Rabobank forecasts increases in production in countries such as Australia, Brazil, and Mexico will offset declines in Canada and the US.
According to a new Rabobank report, global beef markets continue to be split into two distinct parts, with high prices and contracting production in the U.S. and increasing production and low prices in the Southern Hemisphere.
“Opposing positions in cattle cycles, exaggerated by weather patterns, have caused a redistribution of beef trade that will continue in 2024,” explained Angus Gidley-Baird, senior analyst of animal protein at Rabobank.
The contractionary phase in the U.S., after prolonged herd liquidation, will see production levels decline. According to Gidley-Baird, this will generate the need for increased imports and will reduce exports. If weather conditions improve, this contraction may be even more pronounced. Meanwhile, the expansionary cycle in Australia, coupled with expected drier conditions and some liquidation of surplus stock, will see production volumes rise. Brazil’s production will also continue to rise. As a result, exports from these two countries will increase.
Global beef volumes will remain steady in 2024
“The volume balance for the major beef producing and consuming regions of the world (that we track) will remain relatively constant in 2024,” said Gidley-Baird.

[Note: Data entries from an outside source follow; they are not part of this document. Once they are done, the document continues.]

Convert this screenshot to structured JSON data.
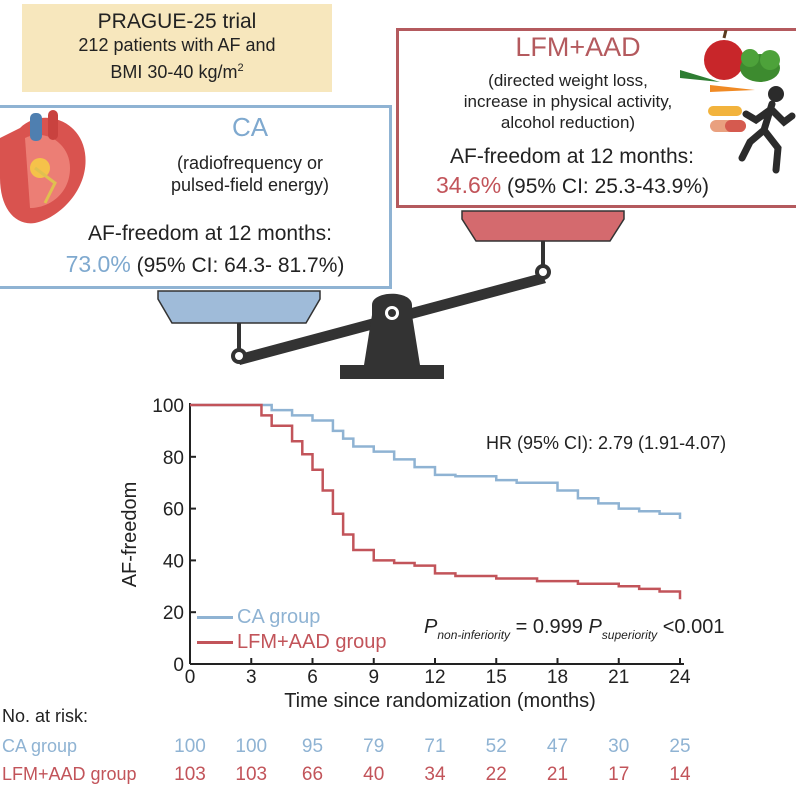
{
  "colors": {
    "ca": "#8fb3d3",
    "lfm": "#c2545a",
    "box_fill": "#f7e7bd"
  },
  "trial": {
    "title": "PRAGUE-25 trial",
    "line1": "212 patients with AF and",
    "line2_prefix": "BMI 30-40 kg/m",
    "line2_sup": "2"
  },
  "ca": {
    "title": "CA",
    "desc1": "(radiofrequency or",
    "desc2": "pulsed-field energy)",
    "af_label": "AF-freedom at 12 months:",
    "pct": "73.0%",
    "ci": " (95% CI: 64.3- 81.7%)"
  },
  "lfm": {
    "title": "LFM+AAD",
    "desc1": "(directed weight loss,",
    "desc2": "increase in physical activity,",
    "desc3": "alcohol reduction)",
    "af_label": "AF-freedom at 12 months:",
    "pct": "34.6%",
    "ci": " (95% CI: 25.3-43.9%)"
  },
  "icons": [
    "heart-icon",
    "fruit-vegetable-icon",
    "pills-icon",
    "runner-icon",
    "balance-scale-icon"
  ],
  "chart_data": {
    "type": "line",
    "title": "",
    "xlabel": "Time since randomization (months)",
    "ylabel": "AF-freedom",
    "xlim": [
      0,
      24
    ],
    "ylim": [
      0,
      100
    ],
    "x_ticks": [
      0,
      3,
      6,
      9,
      12,
      15,
      18,
      21,
      24
    ],
    "y_ticks": [
      0,
      20,
      40,
      60,
      80,
      100
    ],
    "series": [
      {
        "name": "CA group",
        "color": "#8fb3d3",
        "points": [
          [
            0,
            100
          ],
          [
            3,
            100
          ],
          [
            4,
            98
          ],
          [
            5,
            96
          ],
          [
            6,
            94
          ],
          [
            7,
            90
          ],
          [
            7.5,
            87
          ],
          [
            8,
            84
          ],
          [
            9,
            82
          ],
          [
            10,
            79
          ],
          [
            11,
            76
          ],
          [
            12,
            73
          ],
          [
            13,
            72.5
          ],
          [
            15,
            71
          ],
          [
            16,
            70
          ],
          [
            18,
            67
          ],
          [
            19,
            64
          ],
          [
            20,
            62
          ],
          [
            21,
            60
          ],
          [
            22,
            59
          ],
          [
            23,
            58
          ],
          [
            24,
            57
          ],
          [
            24,
            56
          ]
        ]
      },
      {
        "name": "LFM+AAD group",
        "color": "#c2545a",
        "points": [
          [
            0,
            100
          ],
          [
            3,
            100
          ],
          [
            3.5,
            96
          ],
          [
            4,
            92
          ],
          [
            5,
            86
          ],
          [
            5.5,
            81
          ],
          [
            6,
            75
          ],
          [
            6.5,
            67
          ],
          [
            7,
            58
          ],
          [
            7.5,
            50
          ],
          [
            8,
            44
          ],
          [
            9,
            40
          ],
          [
            10,
            39
          ],
          [
            11,
            38
          ],
          [
            12,
            35
          ],
          [
            13,
            34
          ],
          [
            15,
            33
          ],
          [
            17,
            32
          ],
          [
            19,
            31
          ],
          [
            21,
            30
          ],
          [
            22,
            29
          ],
          [
            23,
            28
          ],
          [
            24,
            26
          ],
          [
            24,
            25
          ]
        ]
      }
    ],
    "annotations": {
      "hr": "HR (95% CI): 2.79 (1.91-4.07)",
      "p_label": "P",
      "p_noninf_sub": "non-inferiority",
      "p_noninf_val": " = 0.999 ",
      "p_sup_sub": "superiority",
      "p_sup_val": " <0.001"
    },
    "legend": [
      "CA group",
      "LFM+AAD group"
    ],
    "legend_position": "bottom-left"
  },
  "risk_table": {
    "title": "No. at risk:",
    "rows": [
      {
        "name": "CA group",
        "values": [
          "100",
          "100",
          "95",
          "79",
          "71",
          "52",
          "47",
          "30",
          "25"
        ]
      },
      {
        "name": "LFM+AAD group",
        "values": [
          "103",
          "103",
          "66",
          "40",
          "34",
          "22",
          "21",
          "17",
          "14"
        ]
      }
    ]
  }
}
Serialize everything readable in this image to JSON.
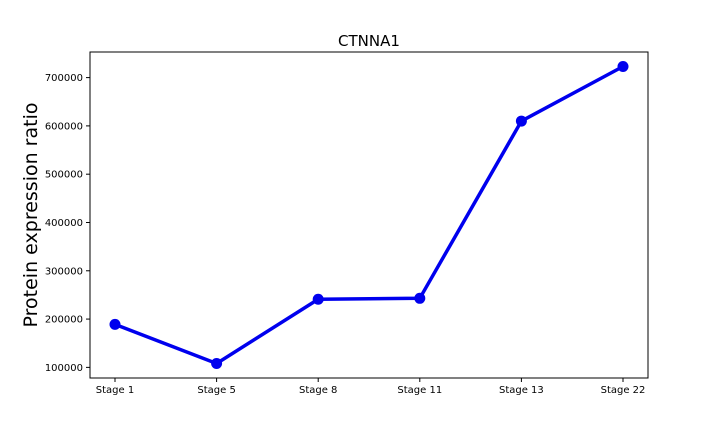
{
  "chart_data": {
    "type": "line",
    "title": "CTNNA1",
    "xlabel": "",
    "ylabel": "Protein expression ratio",
    "categories": [
      "Stage 1",
      "Stage 5",
      "Stage 8",
      "Stage 11",
      "Stage 13",
      "Stage 22"
    ],
    "series": [
      {
        "values": [
          189000,
          108000,
          241000,
          243000,
          610000,
          723000
        ],
        "color": "#0000ee"
      }
    ],
    "yticks": [
      100000,
      200000,
      300000,
      400000,
      500000,
      600000,
      700000
    ],
    "ytick_labels": [
      "100000",
      "200000",
      "300000",
      "400000",
      "500000",
      "600000",
      "700000"
    ],
    "ylim": [
      78000,
      753000
    ],
    "grid": false,
    "legend": "none"
  }
}
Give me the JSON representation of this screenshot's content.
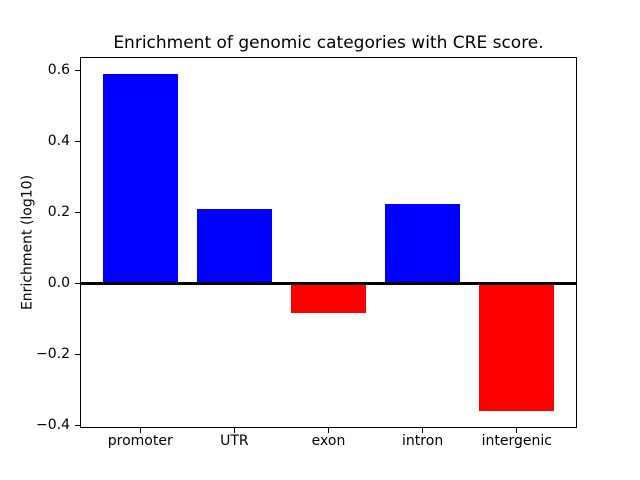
{
  "chart_data": {
    "type": "bar",
    "title": "Enrichment of genomic categories with CRE score.",
    "xlabel": "",
    "ylabel": "Enrichment (log10)",
    "categories": [
      "promoter",
      "UTR",
      "exon",
      "intron",
      "intergenic"
    ],
    "values": [
      0.59,
      0.21,
      -0.083,
      0.224,
      -0.36
    ],
    "bar_colors": [
      "#0000ff",
      "#0000ff",
      "#ff0000",
      "#0000ff",
      "#ff0000"
    ],
    "positive_color": "#0000ff",
    "negative_color": "#ff0000",
    "axis_color": "#000000",
    "background_color": "#ffffff",
    "yticks": [
      {
        "value": 0.6,
        "label": "0.6"
      },
      {
        "value": 0.4,
        "label": "0.4"
      },
      {
        "value": 0.2,
        "label": "0.2"
      },
      {
        "value": 0.0,
        "label": "0.0"
      },
      {
        "value": -0.2,
        "label": "−0.2"
      },
      {
        "value": -0.4,
        "label": "−0.4"
      }
    ],
    "ylim": [
      -0.4075,
      0.6375
    ],
    "bar_width_fraction": 0.8,
    "x_margin": 0.64,
    "grid": false,
    "zero_line": true,
    "legend_position": "none"
  }
}
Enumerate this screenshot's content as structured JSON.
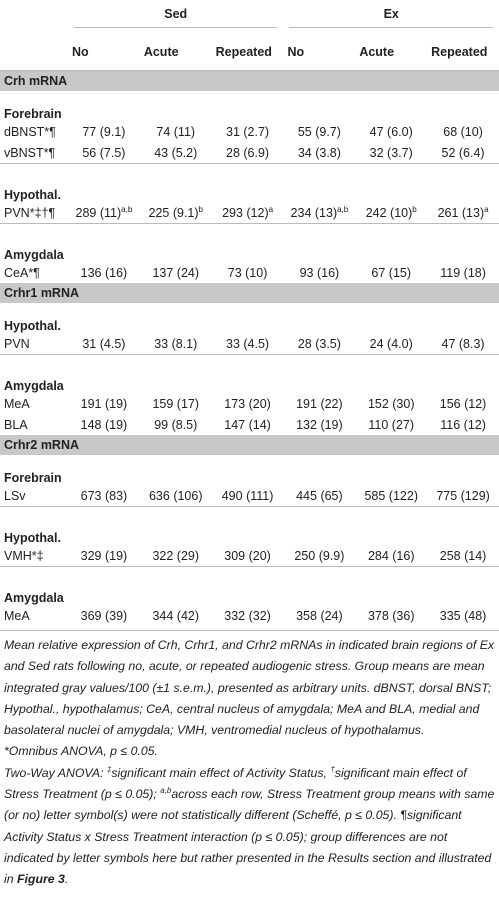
{
  "table": {
    "header": {
      "groups": [
        "Sed",
        "Ex"
      ],
      "columns": [
        "No",
        "Acute",
        "Repeated",
        "No",
        "Acute",
        "Repeated"
      ]
    },
    "sections": [
      {
        "title": "Crh mRNA",
        "groups": [
          {
            "title": "Forebrain",
            "rows": [
              {
                "label": "dBNST*¶",
                "cells": [
                  "77 (9.1)",
                  "74 (11)",
                  "31 (2.7)",
                  "55 (9.7)",
                  "47 (6.0)",
                  "68 (10)"
                ]
              },
              {
                "label": "vBNST*¶",
                "cells": [
                  "56 (7.5)",
                  "43 (5.2)",
                  "28 (6.9)",
                  "34 (3.8)",
                  "32 (3.7)",
                  "52 (6.4)"
                ]
              }
            ]
          },
          {
            "title": "Hypothal.",
            "rows": [
              {
                "label": "PVN*‡†¶",
                "cells": [
                  {
                    "text": "289 (11)",
                    "sup": "a,b"
                  },
                  {
                    "text": "225 (9.1)",
                    "sup": "b"
                  },
                  {
                    "text": "293 (12)",
                    "sup": "a"
                  },
                  {
                    "text": "234 (13)",
                    "sup": "a,b"
                  },
                  {
                    "text": "242 (10)",
                    "sup": "b"
                  },
                  {
                    "text": "261 (13)",
                    "sup": "a"
                  }
                ]
              }
            ]
          },
          {
            "title": "Amygdala",
            "rows": [
              {
                "label": "CeA*¶",
                "cells": [
                  "136 (16)",
                  "137 (24)",
                  "73 (10)",
                  "93 (16)",
                  "67 (15)",
                  "119 (18)"
                ]
              }
            ]
          }
        ]
      },
      {
        "title": "Crhr1 mRNA",
        "groups": [
          {
            "title": "Hypothal.",
            "rows": [
              {
                "label": "PVN",
                "cells": [
                  "31 (4.5)",
                  "33 (8.1)",
                  "33 (4.5)",
                  "28 (3.5)",
                  "24 (4.0)",
                  "47 (8.3)"
                ]
              }
            ]
          },
          {
            "title": "Amygdala",
            "rows": [
              {
                "label": "MeA",
                "cells": [
                  "191 (19)",
                  "159 (17)",
                  "173 (20)",
                  "191 (22)",
                  "152 (30)",
                  "156 (12)"
                ]
              },
              {
                "label": "BLA",
                "cells": [
                  "148 (19)",
                  "99 (8.5)",
                  "147 (14)",
                  "132 (19)",
                  "110 (27)",
                  "116 (12)"
                ]
              }
            ]
          }
        ]
      },
      {
        "title": "Crhr2 mRNA",
        "groups": [
          {
            "title": "Forebrain",
            "rows": [
              {
                "label": "LSv",
                "cells": [
                  "673 (83)",
                  "636 (106)",
                  "490 (111)",
                  "445 (65)",
                  "585 (122)",
                  "775 (129)"
                ]
              }
            ]
          },
          {
            "title": "Hypothal.",
            "rows": [
              {
                "label": "VMH*‡",
                "cells": [
                  "329 (19)",
                  "322 (29)",
                  "309 (20)",
                  "250 (9.9)",
                  "284 (16)",
                  "258 (14)"
                ]
              }
            ]
          },
          {
            "title": "Amygdala",
            "rows": [
              {
                "label": "MeA",
                "cells": [
                  "369 (39)",
                  "344 (42)",
                  "332 (32)",
                  "358 (24)",
                  "378 (36)",
                  "335 (48)"
                ]
              }
            ]
          }
        ]
      }
    ]
  },
  "notes": [
    [
      "Mean relative expression of Crh, Crhr1, and Crhr2 mRNAs in indicated brain regions of Ex and Sed rats following no, acute, or repeated audiogenic stress. Group means are mean integrated gray values/100 (±1 s.e.m.), presented as arbitrary units. dBNST, dorsal BNST; Hypothal., hypothalamus; CeA, central nucleus of amygdala; MeA and BLA, medial and basolateral nuclei of amygdala; VMH, ventromedial nucleus of hypothalamus."
    ],
    [
      "*Omnibus ANOVA, p ≤ 0.05."
    ],
    [
      "Two-Way ANOVA: ",
      {
        "sup": "‡"
      },
      "significant main effect of Activity Status, ",
      {
        "sup": "†"
      },
      "significant main effect of Stress Treatment (p ≤ 0.05); ",
      {
        "sup": "a,b"
      },
      "across each row, Stress Treatment group means with same (or no) letter symbol(s) were not statistically different (Scheffé, p ≤ 0.05). ¶significant Activity Status x Stress Treatment interaction (p ≤ 0.05); group differences are not indicated by letter symbols here but rather presented in the Results section and illustrated in ",
      {
        "bold": "Figure 3"
      },
      "."
    ]
  ]
}
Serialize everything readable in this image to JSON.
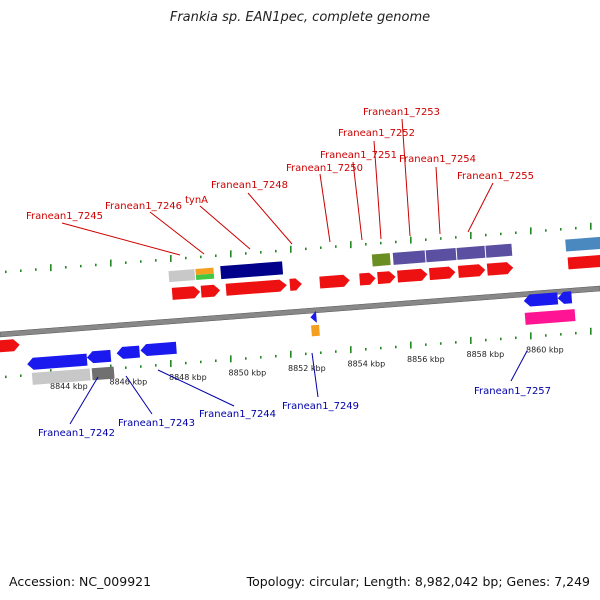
{
  "title": "Frankia sp. EAN1pec, complete genome",
  "footer": {
    "accession": "Accession: NC_009921",
    "topology": "Topology: circular; Length: 8,982,042 bp; Genes: 7,249"
  },
  "colors": {
    "forward_label": "#cc0000",
    "reverse_label": "#0000aa",
    "backbone": "#777777",
    "tick": "#228822"
  },
  "ticks": [
    "8844 kbp",
    "8846 kbp",
    "8848 kbp",
    "8850 kbp",
    "8852 kbp",
    "8854 kbp",
    "8856 kbp",
    "8858 kbp",
    "8860 kbp"
  ],
  "forward_genes": [
    "Franean1_7245",
    "Franean1_7246",
    "tynA",
    "Franean1_7248",
    "Franean1_7250",
    "Franean1_7251",
    "Franean1_7252",
    "Franean1_7253",
    "Franean1_7254",
    "Franean1_7255"
  ],
  "reverse_genes": [
    "Franean1_7242",
    "Franean1_7243",
    "Franean1_7244",
    "Franean1_7249",
    "Franean1_7257"
  ]
}
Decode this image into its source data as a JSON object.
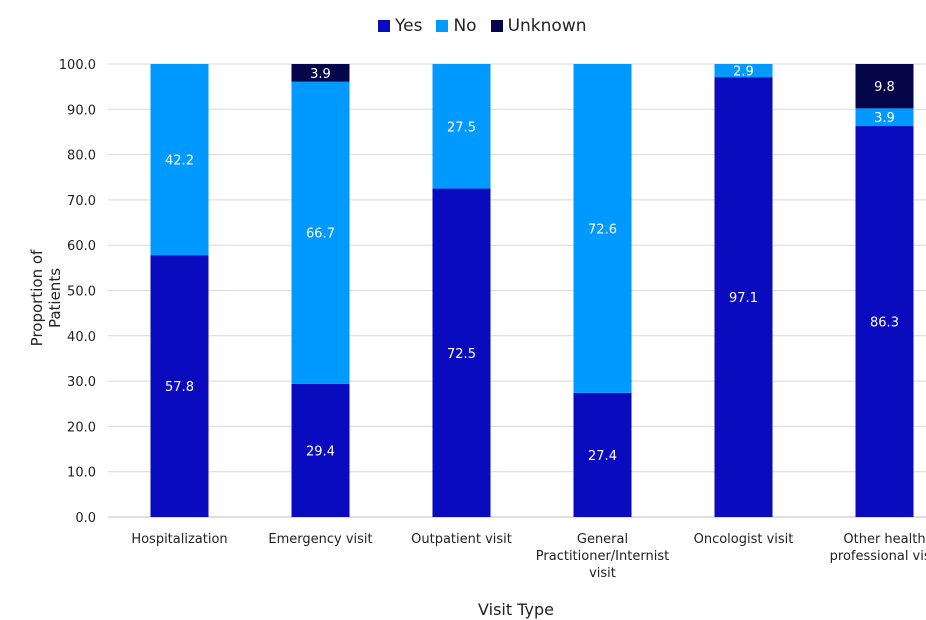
{
  "chart_data": {
    "type": "bar",
    "stacked": true,
    "categories": [
      "Hospitalization",
      "Emergency visit",
      "Outpatient visit",
      "General Practitioner/Internist visit",
      "Oncologist visit",
      "Other health professional visit"
    ],
    "category_lines": [
      [
        "Hospitalization"
      ],
      [
        "Emergency visit"
      ],
      [
        "Outpatient visit"
      ],
      [
        "General",
        "Practitioner/Internist",
        "visit"
      ],
      [
        "Oncologist visit"
      ],
      [
        "Other health",
        "professional visit"
      ]
    ],
    "series": [
      {
        "name": "Yes",
        "values": [
          57.8,
          29.4,
          72.5,
          27.4,
          97.1,
          86.3
        ],
        "color": "#0A0ABF",
        "label_color": "#ffffff"
      },
      {
        "name": "No",
        "values": [
          42.2,
          66.7,
          27.5,
          72.6,
          2.9,
          3.9
        ],
        "color": "#0099FF",
        "label_color": "#ffffff"
      },
      {
        "name": "Unknown",
        "values": [
          0,
          3.9,
          0,
          0,
          0,
          9.8
        ],
        "color": "#05054A",
        "label_color": "#ffffff"
      }
    ],
    "ylabel": "Proportion of Patients",
    "xlabel": "Visit Type",
    "ylim": [
      0,
      100
    ],
    "yticks": [
      "0.0",
      "10.0",
      "20.0",
      "30.0",
      "40.0",
      "50.0",
      "60.0",
      "70.0",
      "80.0",
      "90.0",
      "100.0"
    ],
    "grid": true,
    "legend_position": "top-center"
  }
}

The aggregated production volumes of the major producing countries are expected to remain similar to the expected volumes in 2023. Increases in production in countries such as Australia, Brazil, and Mexico will offset declines in Canada and the US. Meanwhile, aggregated consumption levels are expected to drop by 1%. Declines in countries like Canada and the U.S. will not be fully offset by gains in countries such as China, South Korea, and Brazil.
Trade volumes need to adjust
Adapting trade patterns to align with shifts at the country level will be essential. The U.S. is poised for significant changes. Having transitioned to a net import position in 2023, Rabobank anticipates a 4.5% contraction in production and a 3% decrease in consumption in 2024, thereby amplifying the net import status. Australia and Mexico are poised to emerge as the primary beneficiaries, and New Zealand is also set to gain, albeit constrained by limited production and export expansion.
Brazil is anticipated to once again present substantial volumes to meet the quota for non-specified countries early in 2024. “We expect Brazil to set a new production record in 2024, with growth of 1% to 2% year over year. The increase in production will support what we expect to be a 2% to 3% increase in export volumes,” Gidley-Baird said.
Balancing this increase will be the expectation that Chinese imports will increase at a slightly faster pace – likely above 5% – in 2024 due to the demand recovery. “We expect Chinese demand to recover further in 2024, mainly driven by foodservice. This increase in demand will also support increased import volumes from Argentina, which we believe could increase by 5% to 7% year over year in 2024.”
Trends to watch
The ongoing slow economic recovery will limit consumers’ expenditure and likely curb their spending on beef, also in 2024. It is possible that 2024 will see margins in beef supply chains being squeezed to manage higher prices and accommodate the consumer.
The implementation of the EU’s Regulation on deforestation-free products in 2024 may impact beef import flows. Cattle numbers in the EU have declined through 2023, which Rabobank said will lead to lower EU beef production of 1.5% in 2024. This could have broader implications across the whole beef trade complex.